As Golf Digest contributor Dave Shedloski tweeted Thursday, “Me thinks comments from TOUR players about the future schedule of no-cut elevated events being better for fans and not a money grab sounds a lot like LIV golfers claiming they are growing the game. Bottom line: more money more money, more money.”


The Memorial Tournament has so far refused comment on a PGA Tour plan that would eliminate the cut for certain events.

The tour spins it differently, claiming changes are being made to “position the tour for continued growth.” Portions of the proposed new format released Wednesday include elevating eight designated events in 2024 that will have fields between 70 to 80 players and no cuts.

The Memorial, tagged as a designated event that sees its purse jump from $12 million to $20 million this June, may be exempt from the no-cut rule because it qualifies as an invitational. Rory McIlroy hinted as much Wednesday in Orlando, where he is playing the Arnold Palmer Invitational.

“It’s TBD, but … you look at (the Palmer), you look at the Memorial, you look at Tiger’s (Genesis) event in L.A.; they’ve got a ton of history behind them, so is there an argument to say, because of that historical context, we try to keep a cut in those (invitational) events? Maybe.”

Memorial tournament director Dan Sullivan did not respond to a text message requesting the Dublin event’s stance on potential changes coming in 2024. 

McIlroy offered a two-fold justification for doing away with cuts at designated events outside of the majors, FedEx Cup playoffs and possibly the invitationals.   

“There’s been no-cut events since I’ve been a member of the tour and way beyond that as well,” he said. “Is there going to be a few more of them? Maybe. It keeps the stars there for four days. You ask Mastercard or whoever it is to pay $20 million for a golf event, they want to see the stars at the weekend. They want a guarantee the stars are there.

“At the end of the day, we’re selling a product to people. The more clarity they have on that product and knowing what they’re buying is really important.”

Along those lines, tour commissioner Jay Monahan said the main aim is to deliver a better product.

“How to showcase our top performers, while staying true to the meritocracy and legacy that define the tour,” Monahan said. “How to create a season of consequence that deepens and expands fan interest.”

What he didn’t say: how to stop tour players from jumping to LIV for more money.

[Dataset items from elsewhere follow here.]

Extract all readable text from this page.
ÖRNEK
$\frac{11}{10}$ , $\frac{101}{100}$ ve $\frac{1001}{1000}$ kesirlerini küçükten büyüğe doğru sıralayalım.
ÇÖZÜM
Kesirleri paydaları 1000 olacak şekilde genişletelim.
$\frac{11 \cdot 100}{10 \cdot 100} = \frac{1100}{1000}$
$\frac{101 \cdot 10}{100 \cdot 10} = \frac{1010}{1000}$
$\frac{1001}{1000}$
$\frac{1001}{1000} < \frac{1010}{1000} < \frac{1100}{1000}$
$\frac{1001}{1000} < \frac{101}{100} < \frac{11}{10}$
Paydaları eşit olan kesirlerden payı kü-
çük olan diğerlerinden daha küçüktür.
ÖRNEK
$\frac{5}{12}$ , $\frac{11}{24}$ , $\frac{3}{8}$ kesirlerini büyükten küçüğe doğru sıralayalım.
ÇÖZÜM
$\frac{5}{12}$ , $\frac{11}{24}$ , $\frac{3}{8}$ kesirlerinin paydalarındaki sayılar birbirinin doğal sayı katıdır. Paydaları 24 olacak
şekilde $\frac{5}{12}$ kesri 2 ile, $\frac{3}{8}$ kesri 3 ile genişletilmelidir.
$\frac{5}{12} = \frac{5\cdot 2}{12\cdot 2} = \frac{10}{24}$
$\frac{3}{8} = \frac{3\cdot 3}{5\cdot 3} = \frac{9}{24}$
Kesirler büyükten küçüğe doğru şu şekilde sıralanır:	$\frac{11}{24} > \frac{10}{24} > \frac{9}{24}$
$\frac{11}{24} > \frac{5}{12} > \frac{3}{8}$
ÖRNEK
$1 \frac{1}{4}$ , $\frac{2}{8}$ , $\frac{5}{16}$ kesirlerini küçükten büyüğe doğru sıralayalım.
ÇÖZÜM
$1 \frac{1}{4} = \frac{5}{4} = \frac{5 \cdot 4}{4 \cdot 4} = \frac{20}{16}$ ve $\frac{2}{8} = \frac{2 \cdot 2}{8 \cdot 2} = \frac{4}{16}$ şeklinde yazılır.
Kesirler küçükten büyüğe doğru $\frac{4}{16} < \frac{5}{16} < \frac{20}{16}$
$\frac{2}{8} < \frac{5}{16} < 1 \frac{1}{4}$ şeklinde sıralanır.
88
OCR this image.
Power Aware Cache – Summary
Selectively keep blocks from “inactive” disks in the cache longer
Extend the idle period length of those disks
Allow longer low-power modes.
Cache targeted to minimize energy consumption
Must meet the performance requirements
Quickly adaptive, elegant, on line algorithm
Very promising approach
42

That’s the real impetus for doing away with cuts. Monahan and McIlroy can blather on about golf being an entertainment business, but longtime golf fans will not be fooled. While it may be true that a minority actually care about cut-line TV drama on Friday – Tommy Fleetwood on the bubble gets gambler’s attention and that’s about it – a majority of fans feel cuts capture the essence of the sport: Play well or go home early. The tour removes them at its own risk. At the risk of becoming more like LIV.